Inhibition of STAT3 DNA-binding activity by cyclin K.

(A) Parental or cyclin K–expressing A375 cells were serum starved for 48 hours and stimulated for 30 minutes with OSM. Nuclear extracts were incubated with a biotinylated double-stranded Siem oligonucleotide corresponding to a specific STAT3 DNA-binding site. Samples were analyzed by Western blot probed with polyclonal antibodies directed against STAT3 phosphorylated on Tyr⁷⁰⁵(lanes 1-4). In parallel, aliquots of the nuclear extracts were subjected to Western blot analysis using anti-STAT3 phosphorylated Tyr⁷⁰⁵ (lanes 5-8, top) prior to being stripped and reprobed with anti-STAT3 antibodies (lanes 5-8, bottom). (B) Normal A375 cells were serum starved for 48 hours and stimulated for 30 minutes with OSM (10 ng/mL).
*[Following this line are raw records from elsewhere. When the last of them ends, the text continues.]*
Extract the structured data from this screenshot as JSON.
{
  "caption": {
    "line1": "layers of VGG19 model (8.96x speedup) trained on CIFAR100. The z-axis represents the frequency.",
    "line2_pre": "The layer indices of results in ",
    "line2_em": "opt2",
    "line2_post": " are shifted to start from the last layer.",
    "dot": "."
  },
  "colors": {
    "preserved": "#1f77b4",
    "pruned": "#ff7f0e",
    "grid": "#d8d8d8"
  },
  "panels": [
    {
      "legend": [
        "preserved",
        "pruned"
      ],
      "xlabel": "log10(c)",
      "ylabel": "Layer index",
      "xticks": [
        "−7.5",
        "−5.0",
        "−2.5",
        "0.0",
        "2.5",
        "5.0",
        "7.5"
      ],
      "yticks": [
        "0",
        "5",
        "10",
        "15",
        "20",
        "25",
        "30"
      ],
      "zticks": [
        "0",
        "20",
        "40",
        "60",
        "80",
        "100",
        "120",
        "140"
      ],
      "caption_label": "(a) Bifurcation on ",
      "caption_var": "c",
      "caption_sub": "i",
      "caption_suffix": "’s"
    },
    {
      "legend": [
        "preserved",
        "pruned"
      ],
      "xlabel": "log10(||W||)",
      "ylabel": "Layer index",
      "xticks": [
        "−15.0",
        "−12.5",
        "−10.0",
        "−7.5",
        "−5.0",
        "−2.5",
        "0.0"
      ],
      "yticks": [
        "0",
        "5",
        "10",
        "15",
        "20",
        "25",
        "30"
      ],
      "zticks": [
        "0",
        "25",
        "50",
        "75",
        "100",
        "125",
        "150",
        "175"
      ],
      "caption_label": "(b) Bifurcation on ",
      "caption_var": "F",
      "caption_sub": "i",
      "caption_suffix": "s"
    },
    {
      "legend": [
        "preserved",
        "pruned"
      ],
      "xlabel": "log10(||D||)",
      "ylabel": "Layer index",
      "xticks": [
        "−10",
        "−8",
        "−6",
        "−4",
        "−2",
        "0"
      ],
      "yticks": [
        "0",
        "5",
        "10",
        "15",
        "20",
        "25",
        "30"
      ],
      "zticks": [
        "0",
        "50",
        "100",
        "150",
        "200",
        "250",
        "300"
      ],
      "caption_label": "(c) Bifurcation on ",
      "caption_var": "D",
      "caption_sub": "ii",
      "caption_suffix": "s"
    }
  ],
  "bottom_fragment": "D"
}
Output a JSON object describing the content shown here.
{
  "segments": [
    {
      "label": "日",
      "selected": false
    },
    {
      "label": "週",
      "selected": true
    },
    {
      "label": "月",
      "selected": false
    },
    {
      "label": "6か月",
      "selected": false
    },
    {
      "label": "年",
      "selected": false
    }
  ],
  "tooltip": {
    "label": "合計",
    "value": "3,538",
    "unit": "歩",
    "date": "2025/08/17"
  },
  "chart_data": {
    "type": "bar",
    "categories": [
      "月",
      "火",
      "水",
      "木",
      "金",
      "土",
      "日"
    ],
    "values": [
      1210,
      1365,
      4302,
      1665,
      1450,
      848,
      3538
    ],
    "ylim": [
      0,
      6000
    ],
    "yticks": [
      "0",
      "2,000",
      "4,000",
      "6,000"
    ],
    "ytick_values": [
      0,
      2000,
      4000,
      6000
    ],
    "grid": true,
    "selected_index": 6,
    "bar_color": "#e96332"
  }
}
A titration of purified GST protein (500 ng, lane 5), GST–cyclin K (lanes 1-3), or buffer alone (lane 4) was incubated for 30 minutes with 30 μg nuclear extract prior to the addition of biotin-labeled double-stranded oligonucleotide probe. Samples were analyzed for DNA-binding activity by Western blot using polyclonal STAT3 phospho-Tyr⁷⁰⁵ antibodies. (C) DNA binding of STAT3 present in A375 parental or cyclin K–expressing cells was determined by EMSA. Supershift of STAT3 was performed (lane 6) with the addition of 2 μg polyclonal STAT3 antibodies.